(CBS) — The users and opponents of e-cigarettes fiercely debate the health issues surrounding the new “vaping” culture, but one thing is for sure: the rechargeable, electrical devices aren’t supposed to explode while being used.
2-Investigator Pam Zekman looks into this troubling trend.
“When it happened it was basically like a pipe bomb,” said e-cigarette smoker Evan Spahlinger.
Spahlinger’s e-cigarette exploded when he reached to take a puff of vapor.
“I had third degree burns to my entire face,” Spahlinger said. “I had burns in my entire esophagus, and my lungs and battery acid in my lungs.”
Jennifer Ries’ e-cigarette exploded while it was charging in her car.
“A blow torch type of fire and then an explosion,” Ries explained.
Ries suffered second degree burns to her leg.
The internet has other examples of close calls showing exploding e-cigarettes.
Government statistics show there have been more than two dozen e-cigarette explosions or fires in recent years.
“You actually have a better chance of being killed by a falling vending machine than you do of your device exploding on you,” said Antony Owens of Land of Vapes.
The vape shop owner says most problems occur due to user error.
“If a battery is over charged, just like a cell phone battery if your cell phone battery is overcharged for too long, its left on the charger for too long that can destroy the battery,” said Owens.
Owens says dealers need to give consumers proper safety information when they buy a vaping device.

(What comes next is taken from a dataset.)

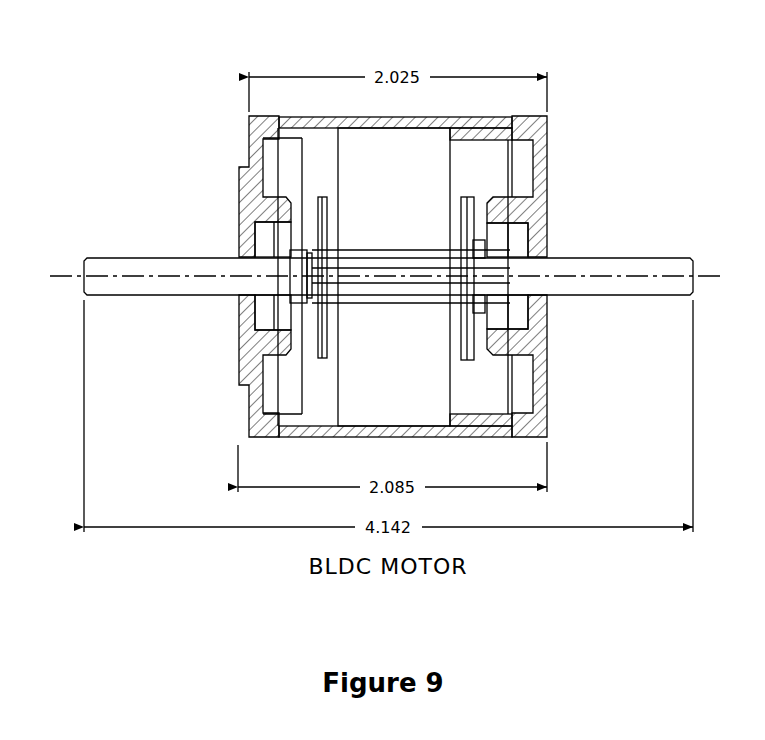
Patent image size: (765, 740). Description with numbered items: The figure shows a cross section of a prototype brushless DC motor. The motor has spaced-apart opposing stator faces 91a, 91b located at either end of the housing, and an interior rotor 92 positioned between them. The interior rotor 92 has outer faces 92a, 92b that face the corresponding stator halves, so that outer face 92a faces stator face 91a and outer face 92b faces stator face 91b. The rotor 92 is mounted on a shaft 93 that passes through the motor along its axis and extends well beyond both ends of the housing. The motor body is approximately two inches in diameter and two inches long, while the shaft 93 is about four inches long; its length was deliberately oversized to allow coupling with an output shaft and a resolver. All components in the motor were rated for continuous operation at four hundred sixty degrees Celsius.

“All of it can be avoided,” Owens added.
Batteries must be inserted correctly, otherwise the device can overheat and catch fire or explode. It can be confusing to the novice user because many brands of e-cigarettes do not mark their batteries with a plus and minus sign.

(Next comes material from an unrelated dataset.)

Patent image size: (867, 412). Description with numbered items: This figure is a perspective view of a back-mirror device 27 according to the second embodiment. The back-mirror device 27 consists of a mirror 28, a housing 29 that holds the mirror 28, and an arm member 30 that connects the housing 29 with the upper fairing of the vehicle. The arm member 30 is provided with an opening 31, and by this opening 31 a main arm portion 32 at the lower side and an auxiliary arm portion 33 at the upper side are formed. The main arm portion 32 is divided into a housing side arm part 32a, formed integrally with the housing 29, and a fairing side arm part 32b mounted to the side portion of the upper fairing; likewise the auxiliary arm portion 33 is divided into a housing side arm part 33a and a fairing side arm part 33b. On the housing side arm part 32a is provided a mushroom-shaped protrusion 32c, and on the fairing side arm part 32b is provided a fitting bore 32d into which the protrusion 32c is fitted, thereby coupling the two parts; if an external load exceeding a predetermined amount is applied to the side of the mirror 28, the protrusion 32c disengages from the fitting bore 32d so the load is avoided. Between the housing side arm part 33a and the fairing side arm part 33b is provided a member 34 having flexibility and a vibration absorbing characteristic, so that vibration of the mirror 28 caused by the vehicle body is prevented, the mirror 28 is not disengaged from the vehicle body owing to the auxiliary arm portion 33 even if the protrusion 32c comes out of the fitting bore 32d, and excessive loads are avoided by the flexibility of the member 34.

“The e-cigarette industry today is like the wild west,” said Joel Africk, Respiratory Health Association president and CEO.
Africk says consumers have no idea what they’re buying and putting in their mouth.
“If there are people, adults that must use e-cigarettes we think they should be regulated properly and labeled properly so that people don’t get hurt,” said Africk.
Evan Spahlinger has filed suit against the manufacturer of the e-cigarette he was using and the vaping shop that sold it. Neither would comment.
“If i would have known that there is a risk of me fighting for my life and being in a hospital, i would have never picked it up,” Africk said.
The Smoke Free Alternatives Trade Association says consumers must use the correct chargers and follow guidelines when recharging which Evan Spahlinger says he did. Meanwhile, the Food and Drug Administration has proposed a rule change which would allow it to regulate e-cigarettes for safety issues, including whether they contain dangerous chemicals.